Jeff Nichols’ second feature film, Take Shelter, which he both wrote and directed, is close to a masterpiece. With a deeply resonating sense of unease that encompasses its entirety, this slow-burning thriller follows the plaguing effects that a series of apocalyptic dreams have on a young husband and father. It dwells on the effects it has on his family’s quality of life and how they manage to endure the terrifying trauma. Take Shelter was selected to screen in Critics Week at Cannes, where it took out the Jury Prize.
Curtis LaForce (Michael Shannon) lives in a small town in Ohio with his wife Samantha (Jessica Chastain) and hearing-impaired daughter Hannah. Curtis makes a modest living as a crew chief for a sand-mining company while Samantha works as a part-time seamstress supplementing their income by selling home-made wares at a flea market on the weekend. Money is tight, and managing Hannah’s healthcare and special needs education is tough. The benefits of Curtis’ professional health insurance ensure they can afford Hannah’s cochlear implant. While Curtis’ is the loving family man and devoted husband, he is also quietly suffering from a series of vivid, terrifying, nightmarish dreams of an approaching apocalyptic storm.
Are these delusional nightmares indicative of his ailing psychological health and descent into paranoid schizophrenia or true premonitions of a pending apocalypse? The dreams always start the same way; thick viscous rain falls from the black-cloud riddled sky, thunder rumbles and lightning strikes the landscape. The dreams then transform into a number of horrific circumstances; the family dog attacks Curtis, his daughter is abducted by mysterious figures, and the furniture in his house levitates in the air. He always wakes up in a state of pain or paranoia, with the effects of the dreams deftly blended into Curtis’ daily life. He channels his apocalyptic anxieties by building a storm shelter in their backyard, taking out a risky loan and illegally using equipment from work to build it. He stockpiles tinned food and buys gas masks for his family in preparation. His mysterious behavior alienates him from co-workers and neighbors and gravely concerns Stephanie, placing tension on their marriage. To Curtis, none of these weigh as heavily on his conscience as the private fear of what his dreams may signify.

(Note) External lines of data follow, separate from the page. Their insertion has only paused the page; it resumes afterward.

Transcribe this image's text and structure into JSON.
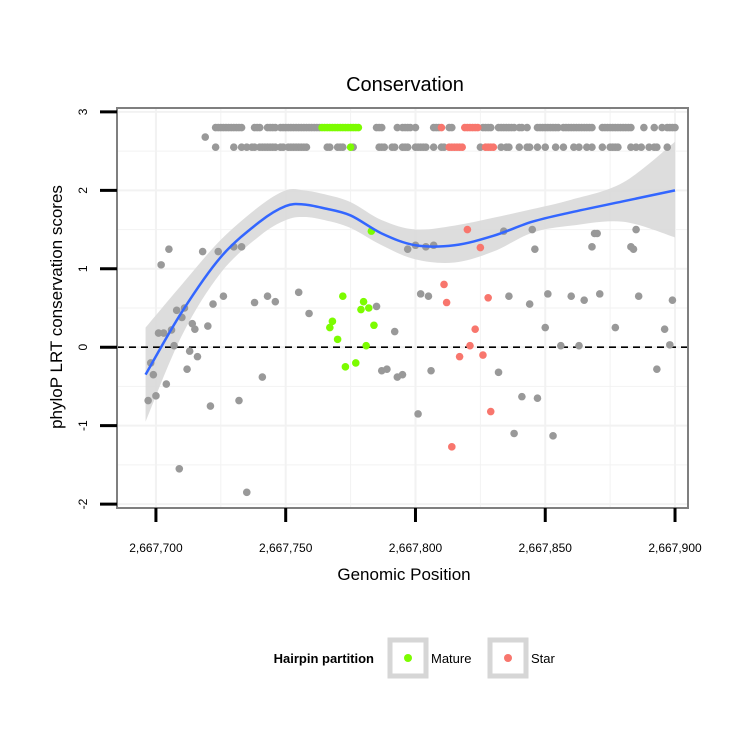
{
  "chart_data": {
    "type": "scatter",
    "title": "Conservation",
    "xlabel": "Genomic Position",
    "ylabel": "phyloP LRT conservation scores",
    "xlim": [
      2667685,
      2667905
    ],
    "ylim": [
      -2.05,
      3.05
    ],
    "x_ticks": [
      2667700,
      2667750,
      2667800,
      2667850,
      2667900
    ],
    "x_tick_labels": [
      "2,667,700",
      "2,667,750",
      "2,667,800",
      "2,667,850",
      "2,667,900"
    ],
    "y_ticks": [
      -2,
      -1,
      0,
      1,
      2,
      3
    ],
    "y_tick_labels": [
      "-2",
      "-1",
      "0",
      "1",
      "2",
      "3"
    ],
    "reference_line": {
      "y": 0,
      "style": "dashed"
    },
    "grid": true,
    "legend": {
      "title": "Hairpin partition",
      "position": "bottom",
      "entries": [
        {
          "label": "Mature",
          "color": "#7cfc00"
        },
        {
          "label": "Star",
          "color": "#f8766d"
        }
      ]
    },
    "smooth": {
      "color": "#3366ff",
      "band_color": "#d9d9d9",
      "x": [
        2667696,
        2667710,
        2667725,
        2667740,
        2667750,
        2667757,
        2667765,
        2667775,
        2667787,
        2667800,
        2667815,
        2667830,
        2667845,
        2667860,
        2667880,
        2667900
      ],
      "y": [
        -0.35,
        0.45,
        1.15,
        1.6,
        1.8,
        1.82,
        1.77,
        1.68,
        1.45,
        1.3,
        1.3,
        1.42,
        1.6,
        1.72,
        1.86,
        2.0
      ],
      "ymin": [
        -0.95,
        0.15,
        0.95,
        1.42,
        1.62,
        1.66,
        1.62,
        1.52,
        1.3,
        1.12,
        1.08,
        1.22,
        1.46,
        1.55,
        1.6,
        1.4
      ],
      "ymax": [
        0.25,
        0.8,
        1.37,
        1.8,
        2.0,
        2.0,
        1.95,
        1.85,
        1.62,
        1.5,
        1.55,
        1.65,
        1.76,
        1.88,
        2.1,
        2.62
      ]
    },
    "series": [
      {
        "name": "Other",
        "color": "#999999",
        "points": [
          [
            2667697,
            -0.68
          ],
          [
            2667698,
            -0.2
          ],
          [
            2667699,
            -0.35
          ],
          [
            2667700,
            -0.62
          ],
          [
            2667701,
            0.18
          ],
          [
            2667702,
            1.05
          ],
          [
            2667703,
            0.18
          ],
          [
            2667704,
            -0.47
          ],
          [
            2667705,
            1.25
          ],
          [
            2667706,
            0.22
          ],
          [
            2667707,
            0.02
          ],
          [
            2667708,
            0.47
          ],
          [
            2667709,
            -1.55
          ],
          [
            2667710,
            0.38
          ],
          [
            2667711,
            0.5
          ],
          [
            2667712,
            -0.28
          ],
          [
            2667713,
            -0.05
          ],
          [
            2667714,
            0.3
          ],
          [
            2667715,
            0.23
          ],
          [
            2667716,
            -0.12
          ],
          [
            2667718,
            1.22
          ],
          [
            2667719,
            2.68
          ],
          [
            2667720,
            0.27
          ],
          [
            2667721,
            -0.75
          ],
          [
            2667722,
            0.55
          ],
          [
            2667724,
            1.22
          ],
          [
            2667726,
            0.65
          ],
          [
            2667730,
            1.28
          ],
          [
            2667732,
            -0.68
          ],
          [
            2667733,
            1.28
          ],
          [
            2667735,
            -1.85
          ],
          [
            2667738,
            0.57
          ],
          [
            2667741,
            -0.38
          ],
          [
            2667743,
            0.65
          ],
          [
            2667746,
            0.58
          ],
          [
            2667755,
            0.7
          ],
          [
            2667759,
            0.43
          ],
          [
            2667785,
            0.52
          ],
          [
            2667787,
            -0.3
          ],
          [
            2667789,
            -0.28
          ],
          [
            2667792,
            0.2
          ],
          [
            2667793,
            -0.38
          ],
          [
            2667795,
            -0.35
          ],
          [
            2667797,
            1.25
          ],
          [
            2667800,
            1.3
          ],
          [
            2667801,
            -0.85
          ],
          [
            2667802,
            0.68
          ],
          [
            2667804,
            1.28
          ],
          [
            2667805,
            0.65
          ],
          [
            2667806,
            -0.3
          ],
          [
            2667807,
            1.3
          ],
          [
            2667832,
            -0.32
          ],
          [
            2667834,
            1.48
          ],
          [
            2667836,
            0.65
          ],
          [
            2667838,
            -1.1
          ],
          [
            2667841,
            -0.63
          ],
          [
            2667844,
            0.55
          ],
          [
            2667845,
            1.5
          ],
          [
            2667846,
            1.25
          ],
          [
            2667847,
            -0.65
          ],
          [
            2667850,
            0.25
          ],
          [
            2667851,
            0.68
          ],
          [
            2667853,
            -1.13
          ],
          [
            2667856,
            0.02
          ],
          [
            2667860,
            0.65
          ],
          [
            2667863,
            0.02
          ],
          [
            2667865,
            0.6
          ],
          [
            2667868,
            1.28
          ],
          [
            2667869,
            1.45
          ],
          [
            2667870,
            1.45
          ],
          [
            2667871,
            0.68
          ],
          [
            2667877,
            0.25
          ],
          [
            2667883,
            1.28
          ],
          [
            2667884,
            1.25
          ],
          [
            2667885,
            1.5
          ],
          [
            2667886,
            0.65
          ],
          [
            2667893,
            -0.28
          ],
          [
            2667896,
            0.23
          ],
          [
            2667898,
            0.03
          ],
          [
            2667899,
            0.6
          ]
        ]
      },
      {
        "name": "Mature",
        "color": "#7cfc00",
        "points": [
          [
            2667767,
            0.25
          ],
          [
            2667768,
            0.33
          ],
          [
            2667770,
            0.1
          ],
          [
            2667772,
            0.65
          ],
          [
            2667773,
            -0.25
          ],
          [
            2667777,
            -0.2
          ],
          [
            2667779,
            0.48
          ],
          [
            2667780,
            0.58
          ],
          [
            2667781,
            0.02
          ],
          [
            2667782,
            0.5
          ],
          [
            2667783,
            1.48
          ],
          [
            2667784,
            0.28
          ]
        ]
      },
      {
        "name": "Star",
        "color": "#f8766d",
        "points": [
          [
            2667811,
            0.8
          ],
          [
            2667812,
            0.57
          ],
          [
            2667814,
            -1.27
          ],
          [
            2667817,
            -0.12
          ],
          [
            2667820,
            1.5
          ],
          [
            2667821,
            0.02
          ],
          [
            2667823,
            0.23
          ],
          [
            2667825,
            1.27
          ],
          [
            2667826,
            -0.1
          ],
          [
            2667828,
            0.63
          ],
          [
            2667829,
            -0.82
          ]
        ]
      }
    ],
    "top_rows": [
      {
        "y": 2.8,
        "points": [
          {
            "x": [
              2667723,
              2667724,
              2667725,
              2667726,
              2667727,
              2667728,
              2667729,
              2667730,
              2667731,
              2667732,
              2667733,
              2667738,
              2667739,
              2667740,
              2667743,
              2667744,
              2667745,
              2667746,
              2667748,
              2667749,
              2667750,
              2667751,
              2667752,
              2667753,
              2667754,
              2667755,
              2667756,
              2667757,
              2667758,
              2667759,
              2667760,
              2667761,
              2667762,
              2667763,
              2667785,
              2667786,
              2667787,
              2667793,
              2667795,
              2667796,
              2667797,
              2667798,
              2667800,
              2667807,
              2667808,
              2667809,
              2667813,
              2667814,
              2667826,
              2667827,
              2667828,
              2667829,
              2667832,
              2667833,
              2667834,
              2667835,
              2667836,
              2667837,
              2667838,
              2667840,
              2667841,
              2667843,
              2667847,
              2667848,
              2667849,
              2667850,
              2667851,
              2667852,
              2667853,
              2667854,
              2667855,
              2667857,
              2667858,
              2667859,
              2667860,
              2667861,
              2667862,
              2667863,
              2667864,
              2667865,
              2667866,
              2667867,
              2667868,
              2667872,
              2667873,
              2667874,
              2667875,
              2667876,
              2667877,
              2667878,
              2667879,
              2667880,
              2667881,
              2667882,
              2667883,
              2667888,
              2667892,
              2667895,
              2667897,
              2667898,
              2667899,
              2667900
            ],
            "series": "Other"
          },
          {
            "x": [
              2667764,
              2667765,
              2667766,
              2667767,
              2667768,
              2667769,
              2667770,
              2667771,
              2667772,
              2667773,
              2667774,
              2667775,
              2667776,
              2667777,
              2667778
            ],
            "series": "Mature"
          },
          {
            "x": [
              2667810,
              2667819,
              2667820,
              2667821,
              2667822,
              2667823,
              2667824
            ],
            "series": "Star"
          }
        ]
      },
      {
        "y": 2.55,
        "points": [
          {
            "x": [
              2667723,
              2667730,
              2667733,
              2667735,
              2667737,
              2667738,
              2667740,
              2667741,
              2667742,
              2667743,
              2667744,
              2667745,
              2667746,
              2667748,
              2667749,
              2667751,
              2667752,
              2667753,
              2667754,
              2667755,
              2667756,
              2667757,
              2667758,
              2667766,
              2667767,
              2667770,
              2667771,
              2667772,
              2667776,
              2667786,
              2667787,
              2667788,
              2667791,
              2667792,
              2667795,
              2667796,
              2667797,
              2667800,
              2667801,
              2667802,
              2667803,
              2667804,
              2667807,
              2667810,
              2667811,
              2667825,
              2667833,
              2667835,
              2667836,
              2667840,
              2667843,
              2667844,
              2667847,
              2667850,
              2667854,
              2667857,
              2667861,
              2667863,
              2667866,
              2667868,
              2667872,
              2667875,
              2667876,
              2667877,
              2667878,
              2667883,
              2667885,
              2667887,
              2667890,
              2667892,
              2667893,
              2667897
            ],
            "series": "Other"
          },
          {
            "x": [
              2667775
            ],
            "series": "Mature"
          },
          {
            "x": [
              2667813,
              2667814,
              2667815,
              2667816,
              2667817,
              2667818,
              2667827,
              2667828,
              2667829,
              2667830
            ],
            "series": "Star"
          }
        ]
      }
    ]
  }
}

With a sense of measured ambiguity and calculated mystery, Nichols really nails the ominous mood and has expertly built a film centered around the emotions of dread and anxiety. Humans are obsessed with their own oblivion. Films portray it all the time. While there are evident similarities between Take Shelter and The Happening or 2012, this effortlessly surpasses those bigger budget films because Curtis’ fears double as those experienced by contemporary society, not necessarily about a pending ecological disaster, but also about falling victim to an uncertain economy. Take Shelter really delves into the pressures of raising a family, the threat of unemployment as part of the recession, and the necessity of retaining good health insurance. Curtis’ irrational spending as a result of his paranoia, places their formerly happy lives, both psychologically and financially, in jeopardy.

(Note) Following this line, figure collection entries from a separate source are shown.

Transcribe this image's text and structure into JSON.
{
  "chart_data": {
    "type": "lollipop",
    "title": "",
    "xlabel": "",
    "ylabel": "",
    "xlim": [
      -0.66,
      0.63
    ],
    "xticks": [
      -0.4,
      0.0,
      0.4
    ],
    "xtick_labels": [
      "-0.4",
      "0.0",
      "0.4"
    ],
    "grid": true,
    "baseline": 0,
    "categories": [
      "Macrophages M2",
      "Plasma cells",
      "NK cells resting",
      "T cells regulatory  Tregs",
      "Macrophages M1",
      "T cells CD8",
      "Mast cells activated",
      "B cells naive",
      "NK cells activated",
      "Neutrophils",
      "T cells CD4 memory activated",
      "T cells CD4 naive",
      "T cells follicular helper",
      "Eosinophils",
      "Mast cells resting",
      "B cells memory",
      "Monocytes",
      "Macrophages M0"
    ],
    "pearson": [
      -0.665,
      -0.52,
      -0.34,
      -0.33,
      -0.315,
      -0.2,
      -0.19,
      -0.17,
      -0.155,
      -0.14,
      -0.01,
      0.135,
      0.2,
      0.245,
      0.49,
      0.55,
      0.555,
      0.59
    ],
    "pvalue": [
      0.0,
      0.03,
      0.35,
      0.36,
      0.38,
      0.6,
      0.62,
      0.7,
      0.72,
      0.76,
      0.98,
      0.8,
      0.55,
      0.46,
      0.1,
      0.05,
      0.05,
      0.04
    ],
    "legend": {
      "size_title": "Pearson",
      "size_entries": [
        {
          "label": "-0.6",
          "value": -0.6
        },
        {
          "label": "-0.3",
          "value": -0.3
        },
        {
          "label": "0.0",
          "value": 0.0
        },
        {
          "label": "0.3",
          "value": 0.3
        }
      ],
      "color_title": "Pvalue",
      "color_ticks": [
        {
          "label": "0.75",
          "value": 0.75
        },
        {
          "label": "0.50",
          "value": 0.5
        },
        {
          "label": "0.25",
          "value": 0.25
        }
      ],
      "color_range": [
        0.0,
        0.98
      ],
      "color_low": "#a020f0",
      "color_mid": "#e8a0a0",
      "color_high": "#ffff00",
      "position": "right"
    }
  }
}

What keeps this brooding, ominous, slow-burning thriller from being perfect is the glacial paced second act, which eliminates the presence of the dreams, and focuses more on Curtis’ strange behaviors, the effects it has on his family and neighbors, and his psychotherapy. While I could blame my wavering interest on a big day prior to the screening, I think a few of these scenes were a little drawn out. Just as we think the medication is taking effect and the premonitory anxieties are over, we are pulled back in to a stunningly ambiguous climax. It is this brief period that threatens to lose the audience, but it is the strength of the performances, and Nichols’ controlled direction, which ensure it is captivating enough to pull through.

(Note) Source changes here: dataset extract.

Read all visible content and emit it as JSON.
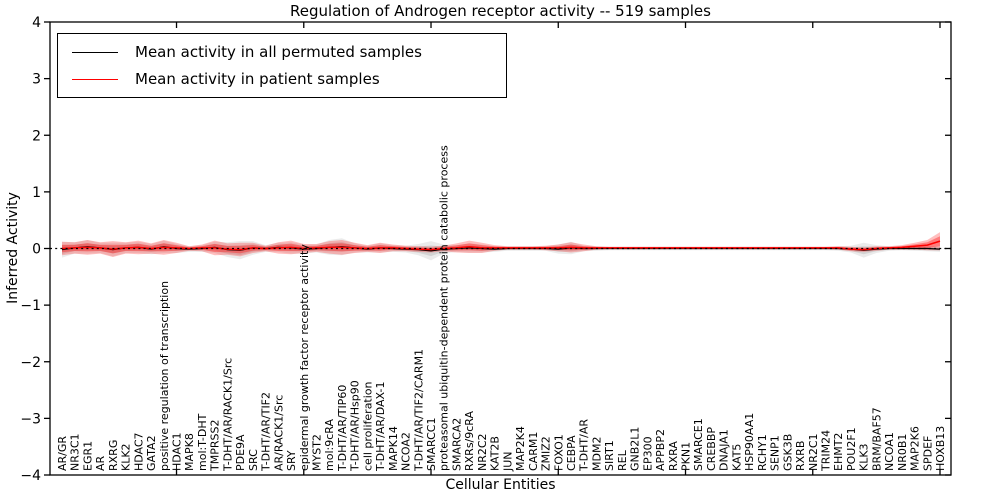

The exceptional Michael Shannon, who starred in Nichols’ debut feature film Shotgun Stories, has recently become known in the mainstream, following a small role in Before the Devil Knows You’re Dead, a scene-stealing performance in Revolutionary Road (where he was nominated for an Oscar) and work amongst the outstanding ensemble of HBO’s Boardwalk Empire. An often intense, awkward and unhinged performer, his empowering presence is effective in portraying this anxious everyday man weakened by inner demons, watching his masculinity threatened and himself psychologically unwind.
While compelled to act out of fear of his vivid premonitions, he is simultaneously aware that he might be experiencing the early stages of paranoid schizophrenia his mother (Kathy Baker) was similarly diagnosed with in her 30′s. He effortlessly balances his fears for his personal health and sanity with the lives of his family, questioning whether he should shelter them from the coming storm, or from himself. Jessica Chastain, whose beautiful presence was memorable amidst the spectacle of Tree of Life, is also outstanding. Committed to her husband, the love she retains for him is convincing, despite watching him transform into someone she doesn’t know.
Take Shelter is a very impressive achievement and one of the films that has lingered with me the most following the screening. The build-up is genuinely creepy, and apart from a short period that feels a little bit laborious, it is near perfection. Shannon and Chastain are outstanding (and Oscar nom worthy), the ending is killer, and it addresses some very real contemporary fears. It should find itself amongst serious Oscar consideration.